Multi-resonant silver nano-disk patterned thin film hydrogenated amorphous silicon solar cells for Staebler-Wronski effect compensation

Ankit Vora, Michigan Technological University
Jephias Gwamuri, Michigan Technological University
Joshua M. Pearce, Michigan Technological University
Paul L. Bergstrom, Michigan Technological University
Durdu Ö. Güney, Michigan Technological University

© 2014 AIP Publishing LLC

Publisher's version of record: https://doi.org/10.1063/1.4895099

Abstract

We study polarization independent improved light trapping in commercial thin film hydrogenated amorphous silicon (a-Si:H) solar photovoltaic cells using a three-dimensional silver array of multi-resonant nano-disk structuresembedded in a silicon nitride anti-reflection coating to enhance optical absorption in the intrinsic layer (i-a-Si:H) for the visible spectrum for any polarization angle.

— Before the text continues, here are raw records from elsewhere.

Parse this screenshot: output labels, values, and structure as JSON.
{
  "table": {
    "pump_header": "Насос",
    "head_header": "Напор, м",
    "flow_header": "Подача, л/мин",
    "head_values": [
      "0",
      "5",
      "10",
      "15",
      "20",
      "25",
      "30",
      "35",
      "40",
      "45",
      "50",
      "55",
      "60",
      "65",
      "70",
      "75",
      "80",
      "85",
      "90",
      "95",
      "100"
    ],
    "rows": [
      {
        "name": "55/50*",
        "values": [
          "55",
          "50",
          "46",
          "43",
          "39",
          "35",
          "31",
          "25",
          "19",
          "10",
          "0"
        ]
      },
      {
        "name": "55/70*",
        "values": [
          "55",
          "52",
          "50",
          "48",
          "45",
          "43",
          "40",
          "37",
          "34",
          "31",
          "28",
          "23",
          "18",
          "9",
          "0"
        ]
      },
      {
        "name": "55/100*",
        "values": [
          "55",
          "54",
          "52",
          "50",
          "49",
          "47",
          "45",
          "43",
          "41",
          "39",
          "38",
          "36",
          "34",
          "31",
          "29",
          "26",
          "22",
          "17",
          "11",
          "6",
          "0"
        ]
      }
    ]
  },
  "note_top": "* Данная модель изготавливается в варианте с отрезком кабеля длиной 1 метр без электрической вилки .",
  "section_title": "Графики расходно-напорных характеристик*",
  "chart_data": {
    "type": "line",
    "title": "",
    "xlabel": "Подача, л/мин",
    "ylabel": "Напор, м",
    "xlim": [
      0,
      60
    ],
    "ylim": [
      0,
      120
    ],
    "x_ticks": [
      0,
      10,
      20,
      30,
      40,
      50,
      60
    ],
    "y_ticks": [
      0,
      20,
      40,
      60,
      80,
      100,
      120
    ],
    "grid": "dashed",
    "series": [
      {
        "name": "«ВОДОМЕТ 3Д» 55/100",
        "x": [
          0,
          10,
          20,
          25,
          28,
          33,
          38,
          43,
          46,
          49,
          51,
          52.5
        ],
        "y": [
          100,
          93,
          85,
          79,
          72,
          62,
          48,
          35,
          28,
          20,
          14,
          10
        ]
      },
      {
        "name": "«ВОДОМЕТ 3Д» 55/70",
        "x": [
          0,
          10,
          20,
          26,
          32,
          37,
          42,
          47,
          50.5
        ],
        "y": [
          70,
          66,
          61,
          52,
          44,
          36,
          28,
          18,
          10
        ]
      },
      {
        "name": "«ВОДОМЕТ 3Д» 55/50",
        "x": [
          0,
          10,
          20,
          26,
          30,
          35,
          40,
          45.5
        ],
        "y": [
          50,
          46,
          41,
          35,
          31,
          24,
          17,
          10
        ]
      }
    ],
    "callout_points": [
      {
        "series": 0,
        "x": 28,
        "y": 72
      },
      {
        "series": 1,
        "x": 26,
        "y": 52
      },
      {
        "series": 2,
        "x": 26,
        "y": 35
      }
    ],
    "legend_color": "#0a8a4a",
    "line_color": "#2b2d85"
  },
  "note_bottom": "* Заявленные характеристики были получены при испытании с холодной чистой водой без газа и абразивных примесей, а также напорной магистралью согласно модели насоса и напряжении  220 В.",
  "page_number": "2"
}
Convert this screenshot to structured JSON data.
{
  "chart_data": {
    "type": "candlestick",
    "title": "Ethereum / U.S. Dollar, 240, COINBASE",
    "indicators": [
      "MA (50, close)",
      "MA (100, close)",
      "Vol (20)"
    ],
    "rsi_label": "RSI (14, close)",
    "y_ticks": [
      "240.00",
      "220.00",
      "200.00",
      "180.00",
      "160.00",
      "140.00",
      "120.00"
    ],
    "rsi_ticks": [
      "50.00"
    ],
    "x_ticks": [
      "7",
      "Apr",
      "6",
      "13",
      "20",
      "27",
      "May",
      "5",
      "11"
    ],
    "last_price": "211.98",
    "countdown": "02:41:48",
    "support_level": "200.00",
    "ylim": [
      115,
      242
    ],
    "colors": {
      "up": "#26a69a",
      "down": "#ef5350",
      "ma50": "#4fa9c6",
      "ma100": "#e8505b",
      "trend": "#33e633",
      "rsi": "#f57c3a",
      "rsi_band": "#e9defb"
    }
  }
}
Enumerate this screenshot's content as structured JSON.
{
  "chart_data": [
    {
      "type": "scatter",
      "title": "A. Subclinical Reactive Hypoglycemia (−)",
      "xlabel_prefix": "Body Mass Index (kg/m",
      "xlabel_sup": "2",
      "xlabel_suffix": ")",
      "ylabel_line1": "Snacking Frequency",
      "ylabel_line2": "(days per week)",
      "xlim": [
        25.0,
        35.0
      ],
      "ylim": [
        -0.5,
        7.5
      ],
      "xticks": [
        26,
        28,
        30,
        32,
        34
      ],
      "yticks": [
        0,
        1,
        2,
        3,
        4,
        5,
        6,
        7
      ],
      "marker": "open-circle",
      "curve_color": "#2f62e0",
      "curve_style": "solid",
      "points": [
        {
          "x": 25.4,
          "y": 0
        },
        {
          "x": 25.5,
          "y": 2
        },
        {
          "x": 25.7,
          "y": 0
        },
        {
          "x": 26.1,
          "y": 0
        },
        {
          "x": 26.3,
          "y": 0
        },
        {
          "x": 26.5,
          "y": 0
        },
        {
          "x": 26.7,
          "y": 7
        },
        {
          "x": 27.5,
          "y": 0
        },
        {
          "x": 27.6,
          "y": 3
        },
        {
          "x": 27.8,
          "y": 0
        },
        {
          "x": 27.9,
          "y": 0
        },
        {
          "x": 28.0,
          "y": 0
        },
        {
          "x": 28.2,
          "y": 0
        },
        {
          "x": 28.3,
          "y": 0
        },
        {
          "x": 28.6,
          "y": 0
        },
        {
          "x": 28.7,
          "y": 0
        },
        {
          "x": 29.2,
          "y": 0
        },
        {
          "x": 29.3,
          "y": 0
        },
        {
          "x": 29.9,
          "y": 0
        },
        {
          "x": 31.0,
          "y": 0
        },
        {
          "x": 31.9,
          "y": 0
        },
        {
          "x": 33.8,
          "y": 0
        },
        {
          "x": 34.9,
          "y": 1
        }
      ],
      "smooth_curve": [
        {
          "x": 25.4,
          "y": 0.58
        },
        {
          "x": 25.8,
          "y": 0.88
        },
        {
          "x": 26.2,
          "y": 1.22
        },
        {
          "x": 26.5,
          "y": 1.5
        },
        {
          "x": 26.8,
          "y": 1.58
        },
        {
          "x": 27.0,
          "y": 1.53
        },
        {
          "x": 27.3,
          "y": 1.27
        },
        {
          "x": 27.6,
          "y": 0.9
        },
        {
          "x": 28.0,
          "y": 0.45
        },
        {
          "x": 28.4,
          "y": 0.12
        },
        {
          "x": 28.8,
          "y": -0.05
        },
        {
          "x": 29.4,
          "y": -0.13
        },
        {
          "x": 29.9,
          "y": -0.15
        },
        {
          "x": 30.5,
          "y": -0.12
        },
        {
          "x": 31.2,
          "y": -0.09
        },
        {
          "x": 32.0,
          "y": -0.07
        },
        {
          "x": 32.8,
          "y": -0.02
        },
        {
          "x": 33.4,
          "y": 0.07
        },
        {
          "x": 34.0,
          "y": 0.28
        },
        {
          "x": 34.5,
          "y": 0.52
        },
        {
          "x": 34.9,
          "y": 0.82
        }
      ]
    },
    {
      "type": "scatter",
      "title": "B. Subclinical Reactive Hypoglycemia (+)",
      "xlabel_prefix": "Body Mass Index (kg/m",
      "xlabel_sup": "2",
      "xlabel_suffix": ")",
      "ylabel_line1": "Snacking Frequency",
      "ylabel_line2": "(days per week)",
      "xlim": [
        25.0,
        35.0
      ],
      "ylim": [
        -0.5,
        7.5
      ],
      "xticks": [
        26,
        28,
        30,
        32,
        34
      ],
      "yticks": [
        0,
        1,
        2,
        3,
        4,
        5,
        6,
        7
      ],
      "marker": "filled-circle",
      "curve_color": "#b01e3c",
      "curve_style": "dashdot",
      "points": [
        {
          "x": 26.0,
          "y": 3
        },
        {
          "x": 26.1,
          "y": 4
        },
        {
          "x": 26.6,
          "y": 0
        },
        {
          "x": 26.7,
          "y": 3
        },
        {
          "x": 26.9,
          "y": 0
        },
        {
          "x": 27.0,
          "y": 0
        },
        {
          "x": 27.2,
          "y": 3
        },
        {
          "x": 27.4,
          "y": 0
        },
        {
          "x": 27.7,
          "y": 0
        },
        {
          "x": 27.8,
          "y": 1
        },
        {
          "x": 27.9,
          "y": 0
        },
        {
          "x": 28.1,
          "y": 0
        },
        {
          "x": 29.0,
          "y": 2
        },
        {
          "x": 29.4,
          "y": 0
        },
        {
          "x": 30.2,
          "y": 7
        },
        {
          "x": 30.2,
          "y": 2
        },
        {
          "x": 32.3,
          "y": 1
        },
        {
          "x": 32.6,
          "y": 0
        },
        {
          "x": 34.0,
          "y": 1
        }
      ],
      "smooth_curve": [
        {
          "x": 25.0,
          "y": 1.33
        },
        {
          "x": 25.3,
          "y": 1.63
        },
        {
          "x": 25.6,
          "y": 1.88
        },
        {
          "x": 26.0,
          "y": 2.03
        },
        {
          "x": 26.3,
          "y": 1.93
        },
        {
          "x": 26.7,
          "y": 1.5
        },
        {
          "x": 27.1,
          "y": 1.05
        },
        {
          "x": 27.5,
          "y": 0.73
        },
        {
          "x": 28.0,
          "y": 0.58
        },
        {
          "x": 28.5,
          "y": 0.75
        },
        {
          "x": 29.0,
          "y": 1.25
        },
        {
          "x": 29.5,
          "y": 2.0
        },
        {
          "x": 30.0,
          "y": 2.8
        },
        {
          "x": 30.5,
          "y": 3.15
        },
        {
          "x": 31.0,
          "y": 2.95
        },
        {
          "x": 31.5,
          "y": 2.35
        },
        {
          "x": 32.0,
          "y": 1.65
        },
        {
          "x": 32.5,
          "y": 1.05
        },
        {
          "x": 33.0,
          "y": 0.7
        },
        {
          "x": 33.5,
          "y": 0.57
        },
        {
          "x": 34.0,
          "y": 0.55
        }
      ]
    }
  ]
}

Predicted total optical enhancement (OE) in absorption in the i-a-Si:H for AM-1.5 solar spectrum is 18.51% as compared to the reference, and producing a 19.65% improvement in short-circuit current density (JSC) over 11.7 mA/cm2 for a reference cell. The JSC in the nano-disk patterned solar cell(NDPSC) was found to be higher than the commercial reference structure for any incident angle. The NDPSC has a multi-resonant optical response for the visible spectrum and the associated mechanism for OE in i-a-Si:H layer is excitation of Fabry-Perot resonance facilitated by surface plasmon resonances. The detrimental Staebler-Wronski effect in a-Si:H solar cell can be minimized by the additional OE in the NDPSC and self-annealing of defect states by additional heat generation, thus likely improving the overall stabilized characteristics of a-Si:H solar cells.